Je trouve également regrettable de mettre en cause des parents qui entendent la détresse de leurs enfants et qui veulent simplement les accompagner.
Je trouve enfin regrettable de mettre en cause le corps enseignant, qui, prétendument, ferait tout et n'importe quoi. Je rappelle que le changement d'état civil ou les mesures mises en place par Jean-Michel Blanquer requièrent toujours l'accord des parents.
Le rapporteur a bien indiqué que nous disposions de très peu de données, mais c'est tout simplement parce que nous ne sommes pas face à une pandémie de la transition ! De plus, il s'agit principalement de données sur les adultes.
Le rapport de Mme Eustache-Brinio va même jusqu'à proposer d'étendre l'interdiction jusqu'à 25 ans sous prétexte que le cerveau n'est pas encore complètement formé avant cet âge.

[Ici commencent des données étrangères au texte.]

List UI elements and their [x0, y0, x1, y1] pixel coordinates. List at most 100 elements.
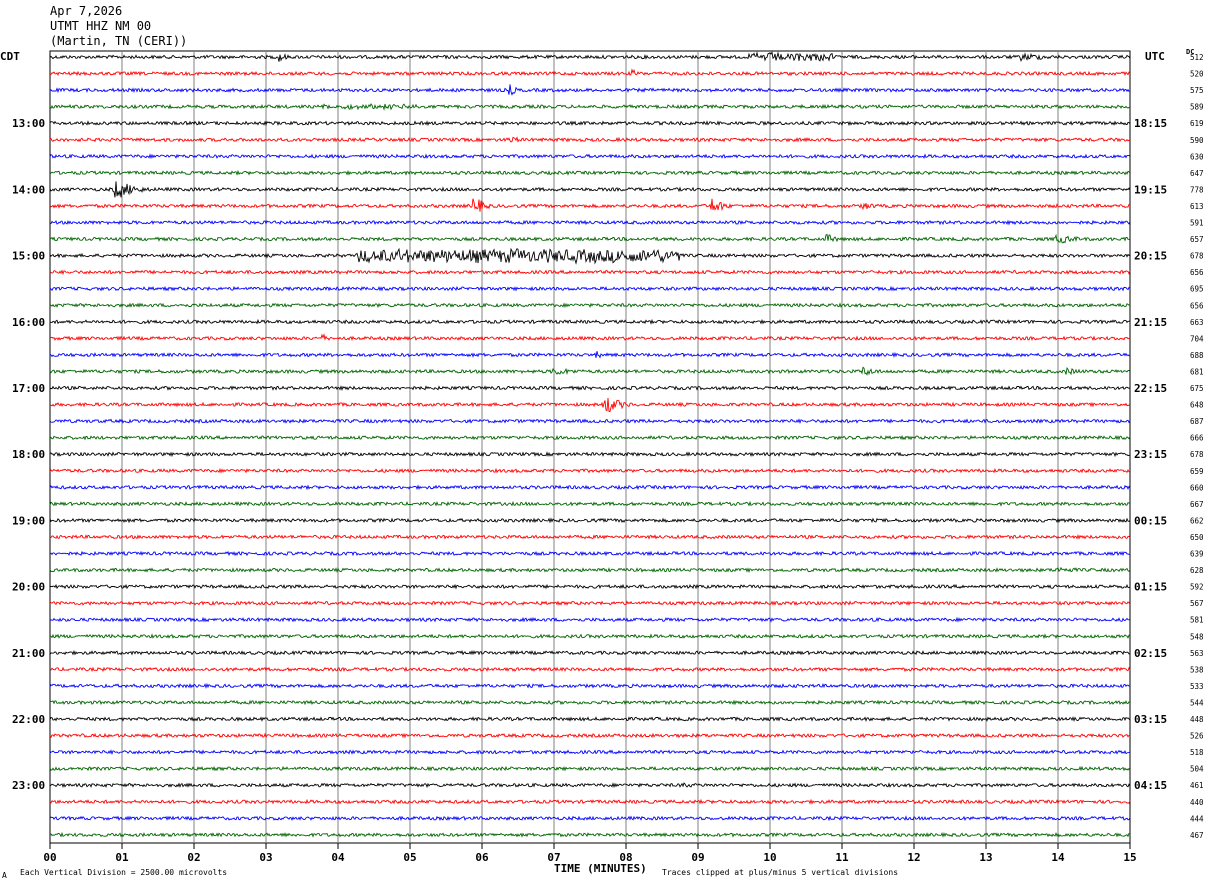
x-tick-label: 15	[1123, 851, 1136, 864]
seismic-trace	[49, 219, 1131, 226]
left-hour-label: 14:00	[12, 183, 45, 196]
seismic-trace	[49, 233, 1131, 244]
seismic-trace	[49, 51, 1131, 62]
header-location: (Martin, TN (CERI))	[50, 34, 188, 48]
x-tick-label: 09	[691, 851, 704, 864]
seismic-trace	[49, 169, 1131, 176]
x-tick-label: 14	[1051, 851, 1065, 864]
clip-note: Traces clipped at plus/minus 5 vertical …	[662, 868, 899, 877]
seismic-trace	[49, 120, 1131, 127]
dc-offset-label: 639	[1190, 550, 1204, 559]
left-hour-label: 18:00	[12, 448, 45, 461]
dc-offset-label: 662	[1190, 516, 1204, 525]
dc-offset-label: 628	[1190, 566, 1204, 575]
seismic-trace	[49, 798, 1131, 805]
x-tick-label: 04	[331, 851, 345, 864]
right-hour-label: 18:15	[1134, 117, 1167, 130]
seismic-trace	[49, 198, 1131, 212]
seismic-trace	[49, 68, 1131, 77]
dc-offset-label: 533	[1190, 682, 1204, 691]
seismic-trace	[49, 181, 1131, 198]
seismic-trace	[49, 434, 1131, 441]
seismic-trace	[49, 484, 1131, 491]
corner-mark: A	[2, 871, 7, 880]
dc-offset-label: 613	[1190, 202, 1204, 211]
x-tick-label: 10	[763, 851, 776, 864]
seismic-trace	[49, 550, 1131, 557]
right-hour-label: 20:15	[1134, 250, 1167, 263]
dc-offset-label: 526	[1190, 732, 1204, 741]
dc-offset-label: 663	[1190, 318, 1204, 327]
dc-offset-label: 590	[1190, 136, 1204, 145]
dc-offset-label: 778	[1190, 185, 1204, 194]
scale-note: Each Vertical Division = 2500.00 microvo…	[20, 868, 228, 877]
seismic-trace	[49, 385, 1131, 391]
dc-offset-label: 544	[1190, 698, 1204, 707]
dc-offset-label: 581	[1190, 616, 1204, 625]
left-hour-label: 17:00	[12, 382, 45, 395]
right-hour-label: 22:15	[1134, 382, 1167, 395]
right-timezone-label: UTC	[1145, 50, 1165, 63]
seismic-trace	[49, 732, 1130, 739]
dc-offset-label: 688	[1190, 351, 1204, 360]
seismic-trace	[49, 500, 1131, 507]
left-timezone-label: CDT	[0, 50, 20, 63]
dc-offset-label: 704	[1190, 334, 1204, 343]
seismic-trace	[49, 699, 1131, 706]
dc-offset-label: 444	[1190, 814, 1204, 823]
seismic-trace	[49, 600, 1131, 607]
dc-offset-label: 548	[1190, 632, 1204, 641]
dc-offset-label: 678	[1190, 450, 1204, 459]
seismic-trace	[49, 285, 1131, 292]
seismic-trace	[49, 418, 1131, 424]
right-hour-label: 02:15	[1134, 647, 1167, 660]
dc-offset-label: 589	[1190, 103, 1204, 112]
dc-offset-label: 592	[1190, 583, 1204, 592]
x-tick-label: 07	[547, 851, 560, 864]
seismic-trace	[49, 136, 1131, 143]
right-hour-label: 23:15	[1134, 448, 1167, 461]
seismic-trace	[49, 716, 1131, 723]
dc-offset-label: 695	[1190, 285, 1204, 294]
seismic-trace	[49, 153, 1131, 160]
dc-offset-label: 667	[1190, 500, 1204, 509]
dc-offset-label: 647	[1190, 169, 1204, 178]
seismic-trace	[49, 666, 1131, 673]
seismic-trace	[50, 318, 1131, 325]
dc-offset-label: 656	[1190, 268, 1204, 277]
dc-offset-label: 660	[1190, 483, 1204, 492]
x-tick-label: 13	[979, 851, 992, 864]
seismic-trace	[49, 269, 1131, 276]
seismic-trace	[49, 247, 1131, 265]
x-tick-label: 06	[475, 851, 489, 864]
right-hour-label: 04:15	[1134, 779, 1167, 792]
dc-offset-label: 467	[1190, 831, 1204, 840]
x-tick-label: 02	[187, 851, 200, 864]
right-hour-label: 03:15	[1134, 713, 1167, 726]
seismic-trace	[49, 831, 1131, 838]
right-hour-label: 00:15	[1134, 514, 1167, 527]
dc-offset-label: 520	[1190, 70, 1204, 79]
seismic-trace	[49, 583, 1130, 590]
seismic-trace	[49, 84, 1131, 96]
dc-offset-label: 657	[1190, 235, 1204, 244]
seismic-trace	[49, 649, 1131, 656]
seismic-trace	[49, 517, 1131, 524]
left-hour-label: 13:00	[12, 117, 45, 130]
seismic-trace	[49, 397, 1131, 413]
seismic-trace	[49, 616, 1131, 623]
dc-offset-label: 630	[1190, 152, 1204, 161]
seismic-trace	[49, 566, 1131, 574]
dc-offset-label: 650	[1190, 533, 1204, 542]
x-tick-label: 12	[907, 851, 920, 864]
dc-offset-label: 512	[1190, 53, 1204, 62]
seismic-trace	[49, 765, 1131, 772]
seismic-trace	[49, 451, 1130, 458]
seismic-trace	[49, 302, 1131, 309]
left-hour-label: 15:00	[12, 250, 45, 263]
dc-offset-label: 687	[1190, 417, 1204, 426]
dc-offset-label: 666	[1190, 434, 1204, 443]
dc-offset-label: 440	[1190, 798, 1204, 807]
x-tick-label: 08	[619, 851, 632, 864]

Peut-être faudrait-il alors s'interroger sur l'ensemble des décisions prises par les personnes de moins de 25 ans ?... Sous couvert de protéger les mineurs, on vise donc bien aussi la population adulte.
En 2020, environ 300 mineurs, bien évidemment accompagnés par leurs parents, ont demandé une consultation - je ne parle pas d'un traitement ou d'une opération, mais d'une simple consultation -, certains traversant toute la France pour cela...

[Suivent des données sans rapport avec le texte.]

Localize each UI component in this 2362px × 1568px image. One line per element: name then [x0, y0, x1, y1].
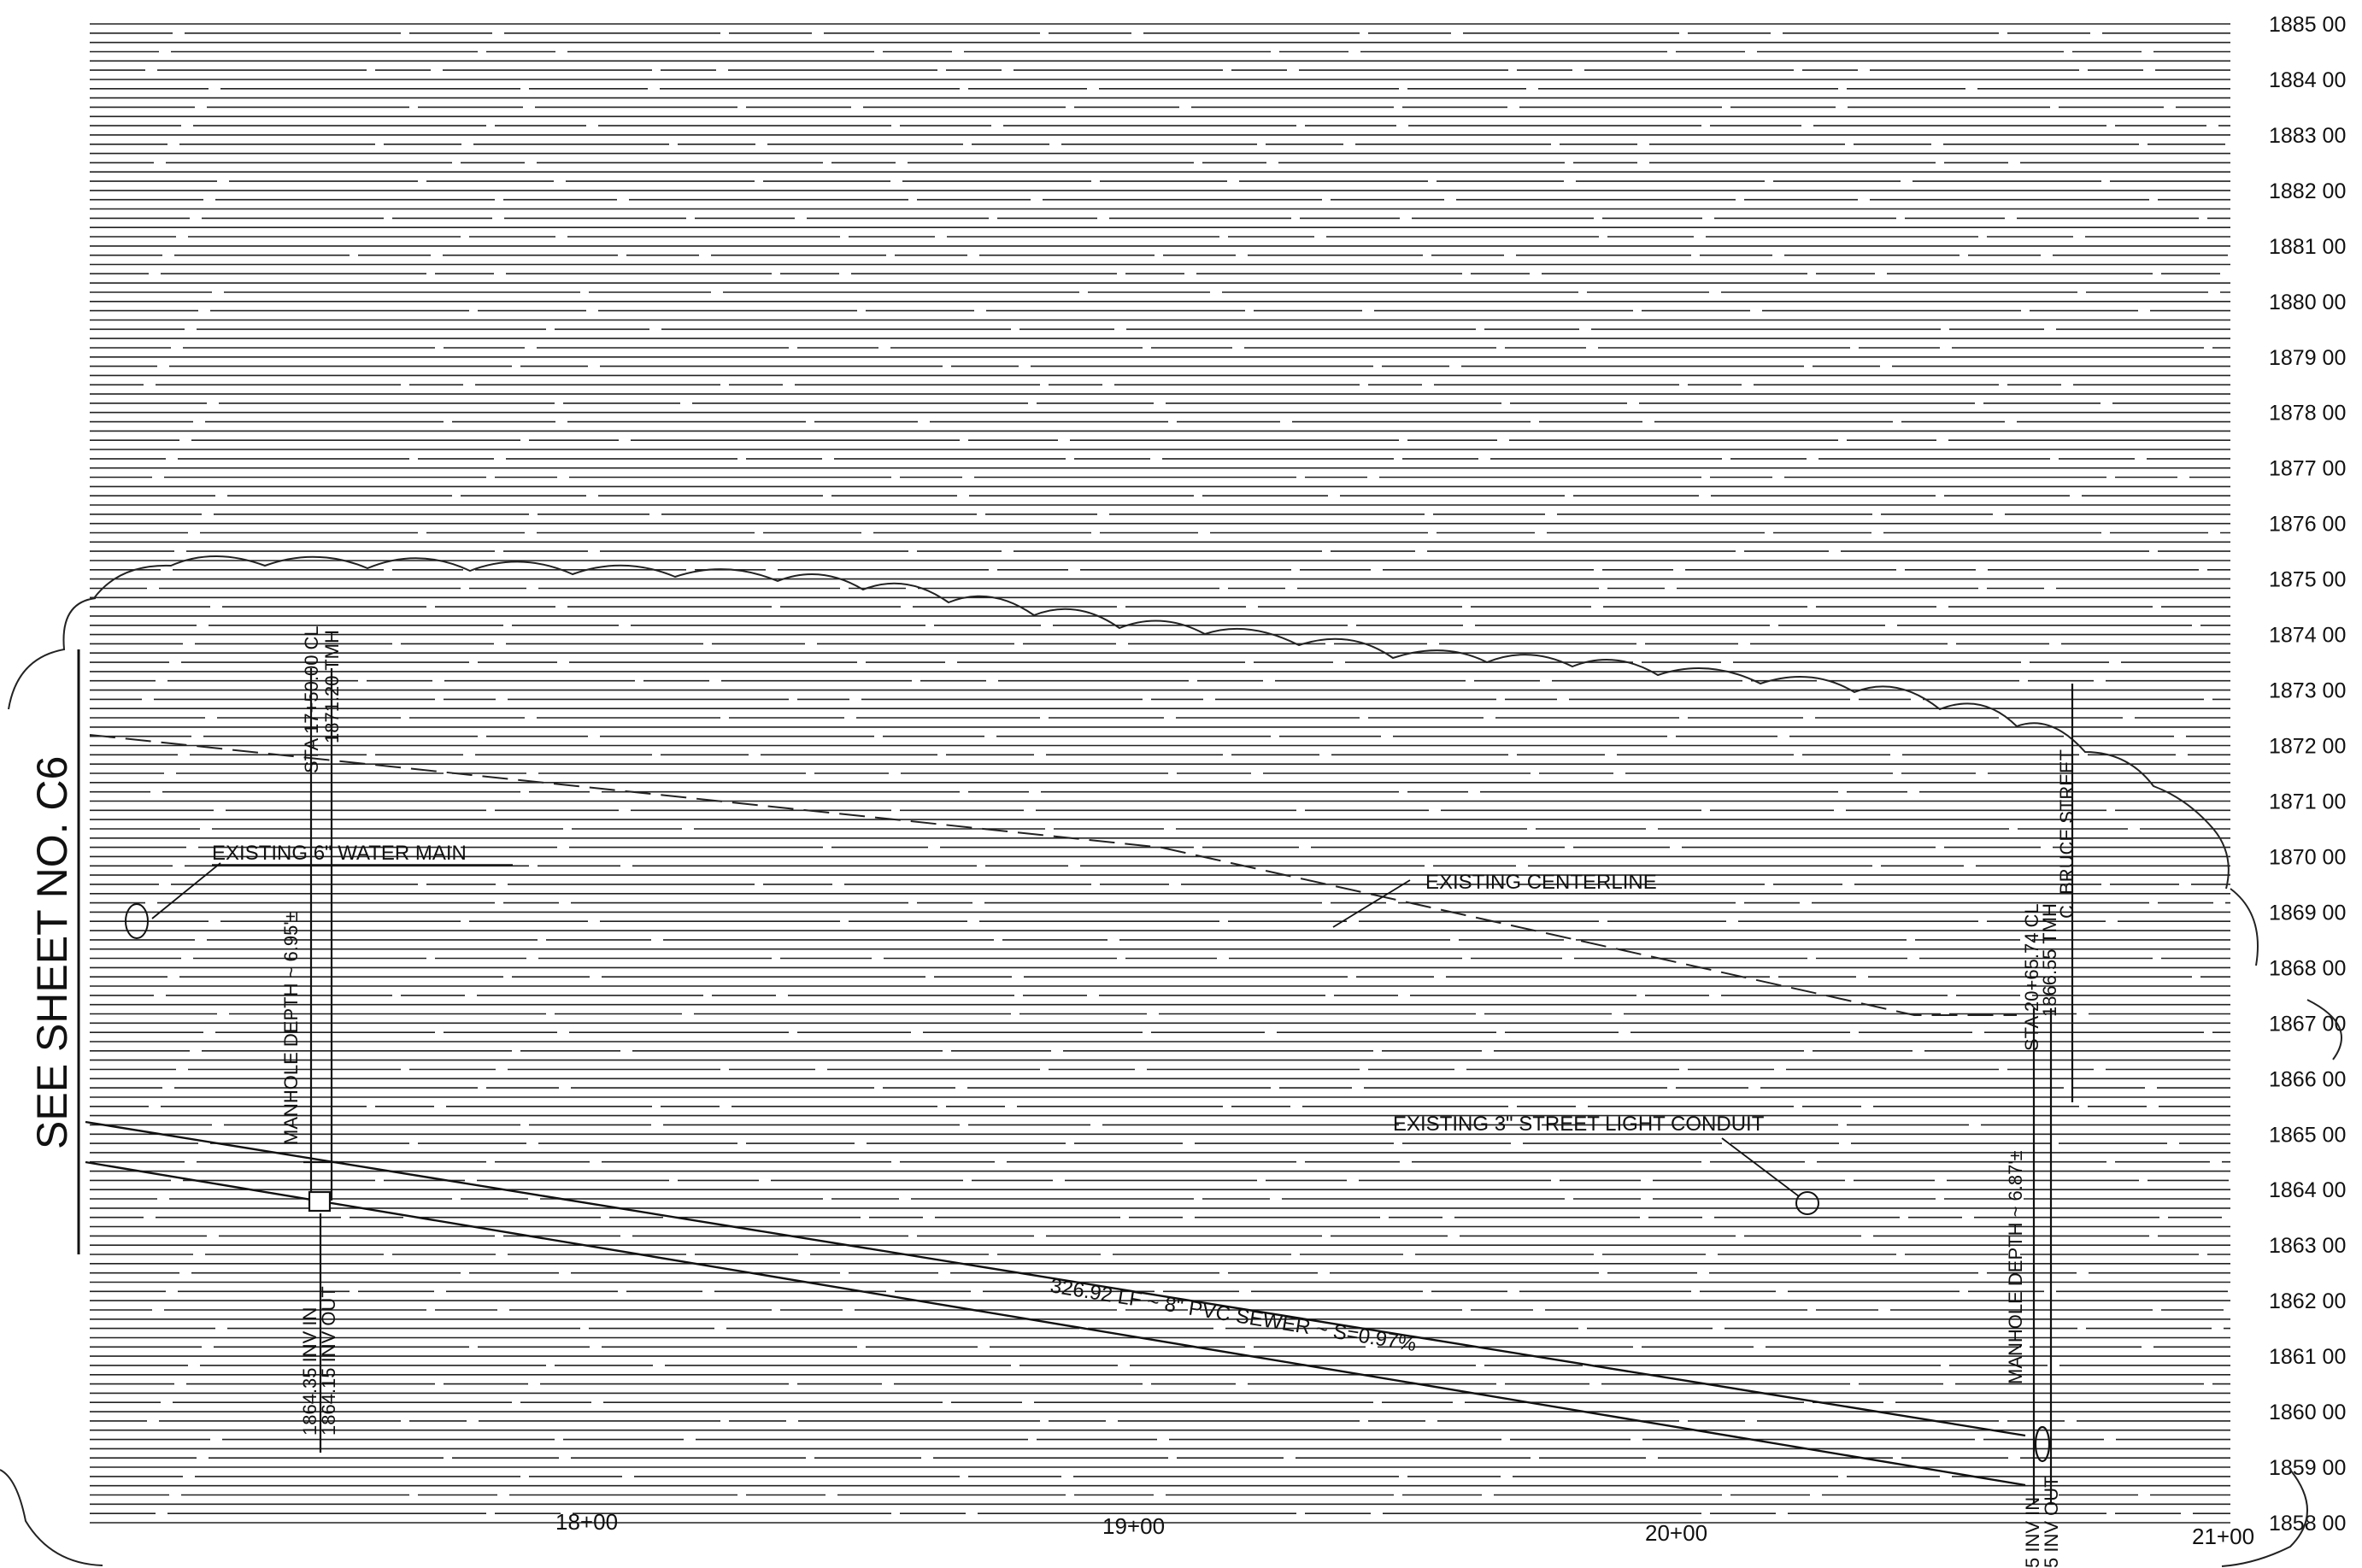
elevation-label: 1864 00 — [2269, 1178, 2346, 1202]
manhole-left-depth: MANHOLE DEPTH ~ 6.95'± — [280, 911, 302, 1145]
elevation-label: 1877 00 — [2269, 457, 2346, 481]
elevation-label: 1871 00 — [2269, 790, 2346, 814]
manhole-right-inv-in: 5 INV IN — [2022, 1497, 2043, 1568]
elevation-label: 1859 00 — [2269, 1456, 2346, 1480]
elevation-label: 1884 00 — [2269, 68, 2346, 92]
elevation-label: 1862 00 — [2269, 1289, 2346, 1313]
manhole-right-rim: 1866.55 TMH — [2039, 903, 2060, 1017]
elevation-label: 1874 00 — [2269, 624, 2346, 648]
elevation-label: 1865 00 — [2269, 1123, 2346, 1147]
elevation-label: 1868 00 — [2269, 956, 2346, 980]
elevation-labels: 1885 00 1884 00 1883 00 1882 00 1881 00 1880 … — [2269, 13, 2346, 1536]
elevation-label: 1885 00 — [2269, 13, 2346, 37]
elevation-label: 1882 00 — [2269, 179, 2346, 203]
elevation-label: 1875 00 — [2269, 568, 2346, 592]
street-light-symbol — [1795, 1191, 1819, 1215]
revision-cloud — [93, 555, 2230, 890]
elevation-label: 1881 00 — [2269, 235, 2346, 259]
elevation-label: 1876 00 — [2269, 513, 2346, 537]
elevation-label: 1869 00 — [2269, 901, 2346, 925]
sheet-ref-label: SEE SHEET NO. C6 — [28, 756, 76, 1149]
elevation-label: 1878 00 — [2269, 402, 2346, 426]
elevation-label: 1866 00 — [2269, 1067, 2346, 1091]
manhole-right-depth: MANHOLE DEPTH ~ 6.87'± — [2005, 1150, 2026, 1384]
water-main-label: EXISTING 6" WATER MAIN — [212, 842, 467, 865]
sewer-pipe-top — [85, 1120, 2026, 1437]
manhole-right-inv-out: 5 INV OUT — [2041, 1476, 2062, 1568]
water-main-symbol — [125, 903, 149, 939]
street-name-label: C. BRUCE STREET — [2056, 749, 2077, 919]
manhole-left — [303, 668, 338, 1453]
street-light-leader — [1721, 1137, 1800, 1197]
manhole-left-inv-in: 1864.35 INV IN — [299, 1307, 320, 1436]
sewer-label: 326.92 LF ~ 8" PVC SEWER ~ S=0.97% — [1049, 1274, 1418, 1356]
existing-centerline — [89, 734, 2017, 1016]
manhole-left-station: STA 17+50.00 CL — [301, 625, 322, 773]
elevation-label: 1872 00 — [2269, 735, 2346, 759]
elevation-label: 1879 00 — [2269, 346, 2346, 370]
station-label: 19+00 — [1102, 1513, 1165, 1539]
elevation-label: 1861 00 — [2269, 1345, 2346, 1369]
station-label: 21+00 — [2192, 1524, 2254, 1549]
elevation-label: 1867 00 — [2269, 1012, 2346, 1036]
centerline-leader — [1332, 879, 1411, 928]
water-main-leader — [151, 862, 221, 919]
elevation-label: 1873 00 — [2269, 679, 2346, 703]
centerline-label: EXISTING CENTERLINE — [1425, 871, 1657, 894]
elevation-label: 1883 00 — [2269, 124, 2346, 148]
manhole-right — [2032, 684, 2074, 1504]
elevation-label: 1863 00 — [2269, 1234, 2346, 1258]
revision-cloud-left — [0, 597, 103, 1566]
elevation-label: 1880 00 — [2269, 291, 2346, 314]
revision-cloud-right — [2221, 888, 2342, 1567]
elevation-label: 1860 00 — [2269, 1401, 2346, 1424]
grid-lines — [90, 23, 2230, 1524]
manhole-left-rim: 1871.20 TMH — [321, 630, 343, 743]
street-light-label: EXISTING 3" STREET LIGHT CONDUIT — [1393, 1113, 1765, 1136]
elevation-label: 1870 00 — [2269, 845, 2346, 869]
station-labels: 18+00 19+00 20+00 21+00 — [555, 1509, 2254, 1549]
manhole-left-inv-out: 1864.15 INV OUT — [318, 1286, 339, 1436]
manhole-right-station: STA 20+65.74 CL — [2021, 903, 2042, 1051]
station-label: 18+00 — [555, 1509, 618, 1535]
sewer-pipe-bottom — [85, 1160, 2026, 1487]
station-label: 20+00 — [1645, 1520, 1707, 1546]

La proposition de loi laisse très clairement entendre que le questionnement de genre est une anomalie, une pathologie, et qu'il nécessite des soins. En effet, elle parle uniquement de dysphorie de genre, pas de transition, ce qui suppose évidemment une psychiatrisation. Le questionnement de genre ne pourrait donc pas avoir d'issue positive !
Il s'agit d'un sujet méconnu parce que les recherches scientifiques sont encore limitées. Alors, comment trancher entre un médecin qui affirme que les bloqueurs de puberté ont des effets réversibles et d'autres qui affirment le contraire ?
Même s'il concerne finalement très peu de personnes, c'est un sujet important qui mérite mieux qu'une proposition de loi écrite de cette façon. J'ajoute que son article 3 sur la mise en place d'une stratégie nationale pour la pédopsychiatrie n'a pas sa place dans un tel texte.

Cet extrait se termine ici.